そこには、これまた日本伝統をのっとった様な字で剣道の入会を求む文字が書かれていた。
「それでは。竜司さんまた明日。」
はにかんだかわいらしい顔のまま言って、道場に向かって歩き出す上野。
それに俺は、
「ああ、また明日。」
と言って、軽く手を振った。
すると、何かを思い出したように上野がこちらを振り返り、
「私のことは、安奈で良いですよ竜司さん。 クラスの皆さんもそう呼んでくれていますので。」
言って、もう一度微笑んだ。
その笑みに俺は若干心をドクンとさせた。
まぁ、かわいいからしょうがないよな。
自分の心にそう言い付けて俺は最低限の笑みを作って、手を振りながら口を開いた。
「わかった。 んじゃまたな安奈。」
「はい、また明日です。」
自分が言ったとおりに呼んでくれた事が嬉しかったのか、安奈はもう一度微笑むと今度こそ道場の中に入っていった。
「さてと、俺も帰るか。」
安奈が家の中に入ったのを確認して俺は、向かいにあるどこにでもあるような普通の一戸建ての自分の家に入った。
★
「おはようございます竜司さん。」
「ん? ああ、安奈か。 おはよう。

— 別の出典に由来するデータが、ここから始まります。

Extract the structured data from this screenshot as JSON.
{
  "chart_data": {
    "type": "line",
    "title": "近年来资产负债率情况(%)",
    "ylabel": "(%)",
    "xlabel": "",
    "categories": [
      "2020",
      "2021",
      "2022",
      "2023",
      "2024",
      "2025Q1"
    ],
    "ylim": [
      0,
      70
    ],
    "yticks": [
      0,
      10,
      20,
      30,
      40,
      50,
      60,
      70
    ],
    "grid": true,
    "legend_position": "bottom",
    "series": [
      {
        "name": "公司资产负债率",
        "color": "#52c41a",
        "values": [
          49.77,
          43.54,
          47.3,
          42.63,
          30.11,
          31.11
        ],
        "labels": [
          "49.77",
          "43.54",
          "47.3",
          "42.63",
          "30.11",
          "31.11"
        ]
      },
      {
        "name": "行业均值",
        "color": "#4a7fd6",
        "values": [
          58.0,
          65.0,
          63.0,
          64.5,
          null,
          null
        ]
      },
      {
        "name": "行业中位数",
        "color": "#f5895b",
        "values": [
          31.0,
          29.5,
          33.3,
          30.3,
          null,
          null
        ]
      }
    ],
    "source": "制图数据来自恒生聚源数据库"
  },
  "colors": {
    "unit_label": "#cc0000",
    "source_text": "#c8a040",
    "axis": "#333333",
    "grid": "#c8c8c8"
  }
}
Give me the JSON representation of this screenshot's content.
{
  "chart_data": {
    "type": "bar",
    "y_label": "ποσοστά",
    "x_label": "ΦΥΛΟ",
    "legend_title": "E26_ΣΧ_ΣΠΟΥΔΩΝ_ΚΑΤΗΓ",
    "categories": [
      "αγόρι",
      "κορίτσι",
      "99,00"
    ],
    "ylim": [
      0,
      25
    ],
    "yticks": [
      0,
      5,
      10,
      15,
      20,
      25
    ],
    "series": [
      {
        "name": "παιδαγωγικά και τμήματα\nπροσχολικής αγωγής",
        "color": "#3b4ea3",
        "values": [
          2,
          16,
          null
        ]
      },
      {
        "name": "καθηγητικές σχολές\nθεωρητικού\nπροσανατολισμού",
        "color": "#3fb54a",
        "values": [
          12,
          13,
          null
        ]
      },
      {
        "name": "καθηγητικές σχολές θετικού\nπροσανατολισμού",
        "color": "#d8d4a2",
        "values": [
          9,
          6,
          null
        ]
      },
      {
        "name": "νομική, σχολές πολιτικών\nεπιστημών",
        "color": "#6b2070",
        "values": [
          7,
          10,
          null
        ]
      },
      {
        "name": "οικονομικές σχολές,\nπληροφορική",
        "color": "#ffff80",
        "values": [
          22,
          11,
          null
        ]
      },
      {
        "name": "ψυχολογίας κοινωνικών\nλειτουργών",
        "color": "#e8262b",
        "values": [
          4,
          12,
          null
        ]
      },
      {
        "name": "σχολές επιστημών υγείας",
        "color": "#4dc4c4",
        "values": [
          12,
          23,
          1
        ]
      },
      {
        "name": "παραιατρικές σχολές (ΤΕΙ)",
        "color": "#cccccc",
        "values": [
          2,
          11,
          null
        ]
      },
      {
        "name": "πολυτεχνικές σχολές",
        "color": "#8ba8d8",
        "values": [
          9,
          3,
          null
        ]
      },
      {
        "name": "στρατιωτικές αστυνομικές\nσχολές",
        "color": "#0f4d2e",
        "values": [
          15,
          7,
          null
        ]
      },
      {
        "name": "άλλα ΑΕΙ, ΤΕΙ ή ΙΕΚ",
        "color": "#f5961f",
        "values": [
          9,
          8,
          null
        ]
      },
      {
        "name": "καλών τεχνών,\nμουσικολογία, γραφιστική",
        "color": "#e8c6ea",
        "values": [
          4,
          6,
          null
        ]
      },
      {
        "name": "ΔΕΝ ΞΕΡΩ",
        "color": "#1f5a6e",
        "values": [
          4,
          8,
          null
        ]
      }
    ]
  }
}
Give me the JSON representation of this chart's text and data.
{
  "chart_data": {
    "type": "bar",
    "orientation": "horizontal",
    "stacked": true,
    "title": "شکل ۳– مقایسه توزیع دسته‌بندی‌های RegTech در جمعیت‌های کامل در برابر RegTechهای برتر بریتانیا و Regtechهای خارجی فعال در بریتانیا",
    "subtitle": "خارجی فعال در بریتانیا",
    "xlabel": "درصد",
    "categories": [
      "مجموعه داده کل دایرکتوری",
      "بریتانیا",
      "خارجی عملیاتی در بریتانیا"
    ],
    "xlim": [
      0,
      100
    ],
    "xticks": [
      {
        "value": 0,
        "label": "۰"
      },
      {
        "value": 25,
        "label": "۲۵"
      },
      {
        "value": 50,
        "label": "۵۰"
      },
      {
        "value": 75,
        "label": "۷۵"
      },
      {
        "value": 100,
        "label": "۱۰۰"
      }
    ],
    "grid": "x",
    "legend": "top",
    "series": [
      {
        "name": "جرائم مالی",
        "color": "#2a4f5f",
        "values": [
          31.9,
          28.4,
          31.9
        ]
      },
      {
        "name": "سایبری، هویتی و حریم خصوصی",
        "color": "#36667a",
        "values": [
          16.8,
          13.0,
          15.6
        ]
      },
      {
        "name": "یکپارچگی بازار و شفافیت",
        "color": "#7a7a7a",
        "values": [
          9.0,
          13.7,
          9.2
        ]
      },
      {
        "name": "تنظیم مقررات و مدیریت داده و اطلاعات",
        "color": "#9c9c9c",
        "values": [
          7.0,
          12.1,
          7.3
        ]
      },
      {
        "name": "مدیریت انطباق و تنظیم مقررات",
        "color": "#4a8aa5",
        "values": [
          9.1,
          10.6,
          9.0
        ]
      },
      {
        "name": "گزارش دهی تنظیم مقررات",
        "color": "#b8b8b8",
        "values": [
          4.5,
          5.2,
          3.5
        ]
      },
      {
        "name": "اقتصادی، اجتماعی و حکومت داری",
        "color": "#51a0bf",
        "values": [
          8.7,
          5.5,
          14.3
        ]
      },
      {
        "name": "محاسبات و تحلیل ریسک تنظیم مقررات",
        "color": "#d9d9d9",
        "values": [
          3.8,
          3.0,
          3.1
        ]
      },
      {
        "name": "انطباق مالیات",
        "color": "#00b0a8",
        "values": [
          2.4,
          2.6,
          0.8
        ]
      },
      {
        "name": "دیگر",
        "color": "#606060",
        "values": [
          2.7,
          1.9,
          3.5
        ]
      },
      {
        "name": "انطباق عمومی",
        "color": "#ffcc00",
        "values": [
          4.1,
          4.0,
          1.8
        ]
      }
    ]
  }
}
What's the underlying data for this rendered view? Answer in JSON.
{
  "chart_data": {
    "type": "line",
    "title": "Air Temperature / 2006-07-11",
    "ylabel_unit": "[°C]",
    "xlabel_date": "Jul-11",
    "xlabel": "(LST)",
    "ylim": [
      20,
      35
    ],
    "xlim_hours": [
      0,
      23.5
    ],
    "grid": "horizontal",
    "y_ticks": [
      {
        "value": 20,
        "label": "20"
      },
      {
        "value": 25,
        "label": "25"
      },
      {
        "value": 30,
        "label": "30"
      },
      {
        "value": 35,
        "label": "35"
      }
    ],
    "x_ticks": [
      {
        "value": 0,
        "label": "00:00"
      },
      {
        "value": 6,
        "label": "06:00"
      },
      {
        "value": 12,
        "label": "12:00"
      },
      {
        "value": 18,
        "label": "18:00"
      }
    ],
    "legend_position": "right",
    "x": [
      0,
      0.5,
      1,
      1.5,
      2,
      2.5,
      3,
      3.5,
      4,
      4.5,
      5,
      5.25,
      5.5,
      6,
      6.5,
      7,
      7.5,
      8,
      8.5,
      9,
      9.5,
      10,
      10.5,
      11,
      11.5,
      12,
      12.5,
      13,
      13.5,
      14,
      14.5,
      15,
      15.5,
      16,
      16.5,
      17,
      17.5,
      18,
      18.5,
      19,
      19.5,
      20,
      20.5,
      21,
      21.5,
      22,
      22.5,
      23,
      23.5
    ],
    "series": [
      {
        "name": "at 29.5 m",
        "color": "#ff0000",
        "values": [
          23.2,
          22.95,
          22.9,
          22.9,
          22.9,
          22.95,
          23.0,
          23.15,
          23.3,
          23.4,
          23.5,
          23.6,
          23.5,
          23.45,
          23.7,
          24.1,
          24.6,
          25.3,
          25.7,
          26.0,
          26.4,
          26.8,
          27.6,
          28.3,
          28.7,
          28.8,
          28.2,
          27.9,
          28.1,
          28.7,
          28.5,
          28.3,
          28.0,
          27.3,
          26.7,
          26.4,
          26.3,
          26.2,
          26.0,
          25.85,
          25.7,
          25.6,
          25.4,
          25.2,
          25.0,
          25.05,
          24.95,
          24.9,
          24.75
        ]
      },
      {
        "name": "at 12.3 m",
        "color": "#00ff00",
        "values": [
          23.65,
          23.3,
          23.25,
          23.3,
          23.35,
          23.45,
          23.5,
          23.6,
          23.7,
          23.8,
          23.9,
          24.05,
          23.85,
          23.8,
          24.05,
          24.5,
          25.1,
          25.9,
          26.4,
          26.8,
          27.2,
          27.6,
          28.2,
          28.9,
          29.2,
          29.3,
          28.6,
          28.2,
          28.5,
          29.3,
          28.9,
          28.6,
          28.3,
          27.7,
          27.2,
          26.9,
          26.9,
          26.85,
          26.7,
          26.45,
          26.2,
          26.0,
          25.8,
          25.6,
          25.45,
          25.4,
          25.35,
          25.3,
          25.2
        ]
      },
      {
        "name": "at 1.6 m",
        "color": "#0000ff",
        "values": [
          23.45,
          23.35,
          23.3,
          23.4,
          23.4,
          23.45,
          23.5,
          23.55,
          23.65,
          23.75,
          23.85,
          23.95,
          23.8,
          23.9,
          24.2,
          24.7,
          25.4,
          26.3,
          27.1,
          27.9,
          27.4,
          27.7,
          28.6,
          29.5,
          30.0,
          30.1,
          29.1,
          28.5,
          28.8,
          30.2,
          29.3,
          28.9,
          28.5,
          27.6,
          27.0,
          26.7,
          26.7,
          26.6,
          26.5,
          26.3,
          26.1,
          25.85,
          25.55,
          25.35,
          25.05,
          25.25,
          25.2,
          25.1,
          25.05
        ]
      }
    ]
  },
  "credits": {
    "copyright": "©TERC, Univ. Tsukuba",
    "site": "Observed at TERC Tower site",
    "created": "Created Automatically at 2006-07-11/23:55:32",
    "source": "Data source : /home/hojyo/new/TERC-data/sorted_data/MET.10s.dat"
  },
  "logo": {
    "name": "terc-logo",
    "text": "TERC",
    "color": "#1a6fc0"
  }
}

」
翌朝、俺が家を出たとき丁度学校に行こうとしていた安奈が満面の笑みで挨拶をしてきた。
早朝だと言うのに安奈は、まったく眠そうな顔をしていない。
朝が苦手じゃない俺でもこんな早くからここまでスッキリとした挨拶は出来ない。
「どうかしましたか?」
「ん、いや何でもないよ。」
自然と上目遣い気味に見上げてくる安奈に俺は言って、カバンをからい直す。